Rhone River

THE RHONE IS THE chief river of southeastern FRANCE, draining much of the western ALPS and connecting the regions of the interior to the MEDITERRANEAN coast. From its rise in the Swiss Alps to its wide DELTA, the Camargue, the river travels 500 mi (800 km), at first through narrow and twisting mountain valleys, but from Lyon to the sea (170 mi or 275 km), the river follows a nearly direct north-south line through a wide valley separating the alps from the mountains of the Massif Central. Although the river itself is too turbulent for commercial river traffic, its valley has been a thoroughfare from the MEDITERRANEAN SEA to the interior of France for centuries.

The Rhone, together with its major tributaries to the north, the Saone and the Doubs, drains a basin of 39,207 square mi (100,531 square km). It begins on the Rhone glacier (altitude 6,000 ft or 1,743 m) on the Saint Gotthard massif in southern SWITZERLAND, then travels about 90 mi (150 km) through the canton of the Valais before it enters the Lake of Geneva (Lac Leman). It exits the lake at its opposite end, passing through the center of Geneva, then winds its way through the mountainous province of Savoy, taking several sharp turns before it reaches the broad valley of the lower Rhone, where it doubles in size with the confluence of the Saone at Lyon.

Rhone River

Twelve cities with populations greater than 100,000 are located in this basin: Lausanne, Geneva, Lyon, Villeurbanne, Valence, and Avignon on the Rhone itself; Belfort, Besancon, and Dijon to the north in the Saone-Doubs basin; Grenoble and Annecy to the east on Alpine tributaries (Isere and Fier); and St-Etienne, which lies to the west, on the divide between the watershed of the Rhone and that of the Loire. Other major tributaries include the Arve in Switzerland, and the Ain, Ardeche, Gard, and Durance in France.

All of these rivers begin as mountain-fed streams, making the currents of the Rhone after spring melts among of the most powerful in Europe. The upper reaches of the river have therefore been harnessed for hydroelectric power—one of the largest, Genissiat, where the Rhone divides the French Alps from the Jura range (southwest of Geneva, between Savoy and southern Burgundy), was built in 1937–49, creates a reservoir 14 mi (23 km) in length, and generates about 2 million kilowatt hours annually. Other dams and barriers are important for flood control on the river's lower courses, lined with prosperous farms, orchards and vineyards.

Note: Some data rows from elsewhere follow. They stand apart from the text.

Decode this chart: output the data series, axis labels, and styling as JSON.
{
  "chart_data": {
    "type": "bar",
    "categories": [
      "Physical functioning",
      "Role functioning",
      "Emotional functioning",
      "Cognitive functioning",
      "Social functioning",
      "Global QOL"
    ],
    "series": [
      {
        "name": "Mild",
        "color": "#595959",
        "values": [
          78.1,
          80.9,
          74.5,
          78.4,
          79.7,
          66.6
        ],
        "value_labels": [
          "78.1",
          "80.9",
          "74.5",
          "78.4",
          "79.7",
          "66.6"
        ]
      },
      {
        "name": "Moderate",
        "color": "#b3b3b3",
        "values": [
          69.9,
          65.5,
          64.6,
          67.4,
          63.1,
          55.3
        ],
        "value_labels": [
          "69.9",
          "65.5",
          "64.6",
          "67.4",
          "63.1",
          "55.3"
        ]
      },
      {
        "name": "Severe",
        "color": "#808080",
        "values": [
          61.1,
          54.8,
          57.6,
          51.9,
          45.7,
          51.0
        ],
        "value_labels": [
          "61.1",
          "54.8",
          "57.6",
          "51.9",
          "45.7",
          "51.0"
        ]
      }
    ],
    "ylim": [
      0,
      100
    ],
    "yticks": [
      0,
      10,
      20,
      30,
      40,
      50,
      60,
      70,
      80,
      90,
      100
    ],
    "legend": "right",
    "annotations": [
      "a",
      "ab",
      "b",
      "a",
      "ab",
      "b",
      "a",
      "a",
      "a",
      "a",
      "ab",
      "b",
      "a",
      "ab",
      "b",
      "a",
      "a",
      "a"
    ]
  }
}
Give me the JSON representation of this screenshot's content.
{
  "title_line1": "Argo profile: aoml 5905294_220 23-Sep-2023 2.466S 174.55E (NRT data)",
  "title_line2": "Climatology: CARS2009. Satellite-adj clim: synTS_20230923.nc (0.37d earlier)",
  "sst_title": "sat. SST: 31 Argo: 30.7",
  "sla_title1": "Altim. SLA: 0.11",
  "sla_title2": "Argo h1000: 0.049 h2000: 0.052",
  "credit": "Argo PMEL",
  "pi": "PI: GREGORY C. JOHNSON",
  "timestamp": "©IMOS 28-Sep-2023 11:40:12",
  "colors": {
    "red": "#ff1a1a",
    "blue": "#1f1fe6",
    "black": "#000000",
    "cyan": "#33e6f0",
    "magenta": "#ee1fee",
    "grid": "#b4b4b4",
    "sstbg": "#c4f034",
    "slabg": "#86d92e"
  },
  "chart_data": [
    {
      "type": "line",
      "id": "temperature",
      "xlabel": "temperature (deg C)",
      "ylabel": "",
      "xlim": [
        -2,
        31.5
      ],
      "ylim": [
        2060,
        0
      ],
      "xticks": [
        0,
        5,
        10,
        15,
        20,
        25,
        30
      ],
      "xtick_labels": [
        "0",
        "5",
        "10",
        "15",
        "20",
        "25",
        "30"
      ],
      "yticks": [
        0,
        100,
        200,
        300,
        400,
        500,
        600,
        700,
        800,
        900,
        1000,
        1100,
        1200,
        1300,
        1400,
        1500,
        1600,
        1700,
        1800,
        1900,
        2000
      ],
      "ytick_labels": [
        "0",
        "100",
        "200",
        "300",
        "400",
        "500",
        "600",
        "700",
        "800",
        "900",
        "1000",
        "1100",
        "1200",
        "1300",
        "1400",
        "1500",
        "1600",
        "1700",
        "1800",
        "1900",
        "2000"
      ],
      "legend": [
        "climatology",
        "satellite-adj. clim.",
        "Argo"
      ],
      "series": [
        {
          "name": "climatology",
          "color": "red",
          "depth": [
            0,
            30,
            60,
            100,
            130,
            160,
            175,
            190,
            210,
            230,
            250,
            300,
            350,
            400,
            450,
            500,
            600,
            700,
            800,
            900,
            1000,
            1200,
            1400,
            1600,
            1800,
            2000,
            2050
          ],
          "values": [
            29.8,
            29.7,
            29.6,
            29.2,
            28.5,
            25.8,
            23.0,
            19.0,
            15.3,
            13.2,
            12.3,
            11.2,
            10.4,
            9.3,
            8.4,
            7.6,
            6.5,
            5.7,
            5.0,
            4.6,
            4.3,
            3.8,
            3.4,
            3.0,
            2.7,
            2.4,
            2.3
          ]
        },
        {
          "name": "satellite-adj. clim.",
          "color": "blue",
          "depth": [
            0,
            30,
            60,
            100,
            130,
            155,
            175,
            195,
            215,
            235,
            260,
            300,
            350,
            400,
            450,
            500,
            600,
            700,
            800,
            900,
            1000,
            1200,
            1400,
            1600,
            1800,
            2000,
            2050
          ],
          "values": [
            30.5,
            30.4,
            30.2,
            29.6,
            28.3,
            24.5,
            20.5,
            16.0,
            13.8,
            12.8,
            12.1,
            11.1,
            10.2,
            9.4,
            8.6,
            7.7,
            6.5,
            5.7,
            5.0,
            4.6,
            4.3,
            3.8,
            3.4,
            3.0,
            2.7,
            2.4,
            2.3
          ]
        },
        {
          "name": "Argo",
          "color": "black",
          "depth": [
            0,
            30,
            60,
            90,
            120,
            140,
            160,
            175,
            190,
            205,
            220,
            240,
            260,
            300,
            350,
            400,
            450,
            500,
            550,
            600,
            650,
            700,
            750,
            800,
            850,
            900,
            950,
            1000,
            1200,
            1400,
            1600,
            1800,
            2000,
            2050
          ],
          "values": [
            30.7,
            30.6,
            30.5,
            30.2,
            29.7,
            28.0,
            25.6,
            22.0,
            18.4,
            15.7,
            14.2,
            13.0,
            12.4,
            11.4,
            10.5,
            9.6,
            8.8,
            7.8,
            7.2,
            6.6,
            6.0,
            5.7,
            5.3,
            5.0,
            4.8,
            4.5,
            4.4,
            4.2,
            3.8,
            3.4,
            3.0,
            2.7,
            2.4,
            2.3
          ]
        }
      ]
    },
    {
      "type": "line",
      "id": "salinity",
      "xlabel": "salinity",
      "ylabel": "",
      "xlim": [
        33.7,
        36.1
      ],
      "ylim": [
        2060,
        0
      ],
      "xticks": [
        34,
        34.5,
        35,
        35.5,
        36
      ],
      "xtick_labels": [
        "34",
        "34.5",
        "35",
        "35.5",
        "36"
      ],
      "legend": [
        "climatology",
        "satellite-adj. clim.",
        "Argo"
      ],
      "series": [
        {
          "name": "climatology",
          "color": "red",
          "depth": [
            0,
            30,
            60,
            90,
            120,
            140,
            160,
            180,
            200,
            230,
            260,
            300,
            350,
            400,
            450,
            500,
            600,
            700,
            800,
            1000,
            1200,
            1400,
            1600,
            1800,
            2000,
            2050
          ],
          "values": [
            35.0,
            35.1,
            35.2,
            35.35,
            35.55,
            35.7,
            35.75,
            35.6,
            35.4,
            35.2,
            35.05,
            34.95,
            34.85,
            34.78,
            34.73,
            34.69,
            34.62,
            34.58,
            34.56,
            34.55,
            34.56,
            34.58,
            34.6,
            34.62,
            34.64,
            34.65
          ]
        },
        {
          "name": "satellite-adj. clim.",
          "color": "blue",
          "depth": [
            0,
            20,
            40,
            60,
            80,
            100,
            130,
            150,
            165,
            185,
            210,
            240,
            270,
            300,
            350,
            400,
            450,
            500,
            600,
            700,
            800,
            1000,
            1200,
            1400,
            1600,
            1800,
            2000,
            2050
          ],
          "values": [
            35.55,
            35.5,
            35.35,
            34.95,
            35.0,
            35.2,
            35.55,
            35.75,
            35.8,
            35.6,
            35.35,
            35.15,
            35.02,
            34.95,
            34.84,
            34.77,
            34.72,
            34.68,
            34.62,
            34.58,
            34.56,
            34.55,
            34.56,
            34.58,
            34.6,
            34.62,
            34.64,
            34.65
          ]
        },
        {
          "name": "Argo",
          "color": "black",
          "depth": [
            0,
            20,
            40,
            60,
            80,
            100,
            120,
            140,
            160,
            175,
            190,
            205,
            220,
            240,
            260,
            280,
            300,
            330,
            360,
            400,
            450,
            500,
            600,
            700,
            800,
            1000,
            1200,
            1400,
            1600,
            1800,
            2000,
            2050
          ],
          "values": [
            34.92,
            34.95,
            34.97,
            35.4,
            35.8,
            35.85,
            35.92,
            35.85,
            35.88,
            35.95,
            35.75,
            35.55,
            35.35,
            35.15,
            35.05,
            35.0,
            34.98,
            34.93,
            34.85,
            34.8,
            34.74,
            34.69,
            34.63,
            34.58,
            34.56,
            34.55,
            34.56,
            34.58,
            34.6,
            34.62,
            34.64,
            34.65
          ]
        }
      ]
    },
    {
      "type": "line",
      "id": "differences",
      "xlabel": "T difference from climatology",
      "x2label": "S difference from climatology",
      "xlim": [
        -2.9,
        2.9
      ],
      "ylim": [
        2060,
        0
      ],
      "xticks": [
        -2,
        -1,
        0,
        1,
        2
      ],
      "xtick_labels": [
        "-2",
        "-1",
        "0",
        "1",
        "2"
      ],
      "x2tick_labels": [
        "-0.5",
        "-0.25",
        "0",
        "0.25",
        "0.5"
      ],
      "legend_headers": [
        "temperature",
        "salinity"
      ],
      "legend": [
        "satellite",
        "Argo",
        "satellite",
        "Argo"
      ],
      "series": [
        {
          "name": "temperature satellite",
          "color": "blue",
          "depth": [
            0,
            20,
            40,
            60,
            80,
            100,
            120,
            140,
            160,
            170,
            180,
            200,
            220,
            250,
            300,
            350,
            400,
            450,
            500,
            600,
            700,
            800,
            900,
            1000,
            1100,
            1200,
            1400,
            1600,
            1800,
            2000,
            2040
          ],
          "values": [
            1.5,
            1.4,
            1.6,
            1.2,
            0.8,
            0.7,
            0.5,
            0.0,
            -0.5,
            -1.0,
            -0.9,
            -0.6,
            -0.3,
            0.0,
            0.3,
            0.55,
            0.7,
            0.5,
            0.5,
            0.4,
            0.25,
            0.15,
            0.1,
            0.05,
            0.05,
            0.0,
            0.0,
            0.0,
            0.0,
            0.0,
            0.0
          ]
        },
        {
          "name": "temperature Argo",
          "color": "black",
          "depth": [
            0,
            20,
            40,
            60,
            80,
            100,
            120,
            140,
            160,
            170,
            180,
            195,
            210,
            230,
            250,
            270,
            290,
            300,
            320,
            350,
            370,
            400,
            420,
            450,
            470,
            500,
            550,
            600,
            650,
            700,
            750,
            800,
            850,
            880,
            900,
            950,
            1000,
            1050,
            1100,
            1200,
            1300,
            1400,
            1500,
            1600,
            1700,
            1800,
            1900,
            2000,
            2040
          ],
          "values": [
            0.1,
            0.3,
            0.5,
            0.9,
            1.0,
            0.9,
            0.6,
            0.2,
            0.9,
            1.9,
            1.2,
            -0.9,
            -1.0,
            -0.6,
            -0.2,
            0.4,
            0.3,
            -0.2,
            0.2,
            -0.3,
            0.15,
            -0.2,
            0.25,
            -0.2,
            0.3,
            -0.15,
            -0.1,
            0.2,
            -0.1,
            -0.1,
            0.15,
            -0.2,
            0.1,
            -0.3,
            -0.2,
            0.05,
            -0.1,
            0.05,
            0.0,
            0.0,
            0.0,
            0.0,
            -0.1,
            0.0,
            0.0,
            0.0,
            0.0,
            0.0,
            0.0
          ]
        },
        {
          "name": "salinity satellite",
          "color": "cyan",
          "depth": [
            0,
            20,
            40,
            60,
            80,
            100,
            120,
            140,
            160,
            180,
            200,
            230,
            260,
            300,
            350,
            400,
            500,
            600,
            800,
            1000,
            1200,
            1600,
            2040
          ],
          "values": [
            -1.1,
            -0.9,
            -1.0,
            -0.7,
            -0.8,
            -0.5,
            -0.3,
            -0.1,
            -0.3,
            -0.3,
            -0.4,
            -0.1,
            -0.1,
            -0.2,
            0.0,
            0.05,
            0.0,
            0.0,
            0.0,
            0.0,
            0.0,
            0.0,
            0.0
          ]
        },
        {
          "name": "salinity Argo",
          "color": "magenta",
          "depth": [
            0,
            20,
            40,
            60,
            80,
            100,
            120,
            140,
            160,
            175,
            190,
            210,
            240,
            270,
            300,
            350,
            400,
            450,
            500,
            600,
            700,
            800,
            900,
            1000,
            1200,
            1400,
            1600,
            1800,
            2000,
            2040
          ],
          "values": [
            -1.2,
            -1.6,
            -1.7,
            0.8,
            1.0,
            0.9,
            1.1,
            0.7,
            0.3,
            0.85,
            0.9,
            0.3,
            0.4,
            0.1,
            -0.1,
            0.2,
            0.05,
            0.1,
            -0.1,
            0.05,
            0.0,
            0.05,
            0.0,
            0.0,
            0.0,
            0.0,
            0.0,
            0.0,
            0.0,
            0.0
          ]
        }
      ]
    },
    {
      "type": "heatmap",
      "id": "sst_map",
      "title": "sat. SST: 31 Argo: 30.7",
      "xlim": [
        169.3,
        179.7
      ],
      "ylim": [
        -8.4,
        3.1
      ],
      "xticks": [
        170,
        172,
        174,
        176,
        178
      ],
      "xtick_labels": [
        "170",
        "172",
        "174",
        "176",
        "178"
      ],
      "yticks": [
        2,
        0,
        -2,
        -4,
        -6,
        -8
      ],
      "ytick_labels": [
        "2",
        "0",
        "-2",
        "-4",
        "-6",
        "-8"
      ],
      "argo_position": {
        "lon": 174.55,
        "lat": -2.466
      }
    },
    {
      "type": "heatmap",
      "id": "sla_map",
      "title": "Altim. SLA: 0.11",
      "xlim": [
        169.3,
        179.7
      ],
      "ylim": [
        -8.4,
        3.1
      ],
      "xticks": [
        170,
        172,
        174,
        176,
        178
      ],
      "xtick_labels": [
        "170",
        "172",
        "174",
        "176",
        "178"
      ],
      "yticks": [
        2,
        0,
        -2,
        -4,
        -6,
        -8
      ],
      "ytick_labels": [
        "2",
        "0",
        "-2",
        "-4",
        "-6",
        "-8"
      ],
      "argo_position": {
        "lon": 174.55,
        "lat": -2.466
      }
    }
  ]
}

But enough water is let through to maintain the river's other notable feature, its heavy levels of silt and mud, carried down from the mountains to the great delta of the Camargue. At 360 square mi (923 square km), the Camargue is the largest delta in western Europe. Roughly 700 million cubic ft (20 million cubic m) of mud are deposited each year, slowly moving the coast further out into the Mediterranean (for example, the town of Aigues-Mortes was originally built on the sea, but is now 3 mi or 5 km inland). The delta is a broad plain of reed marshes and lakes, with brine lagoons cut off from the sea by sandbars, watered by two main channels, the Grand Rhone (with 85 percent of the river's flow) and the Petit Rhone. The delta has been protected as a wildlife refuge since the 1920s and is a haven for over 400 species of wild bird, notably the pink flamingo. Canals divert some of the river traffic to the larger cities of France's Mediterranean coast (Montpellier and Martigues). Other canals have been proposed to link this waterway, via the Saone, to the Rhine in northeastern France, but this has been temporarily shelved since 1997 because of environmental pressure groups. Tourism is also important to the economy of the lower Rhone basin, as visitors to France are drawn in great numbers to the Roman ruins at Orange and the Pont-du-Gard, the papal palaces of Avignon, and river sports in the gorges of the Ardeche.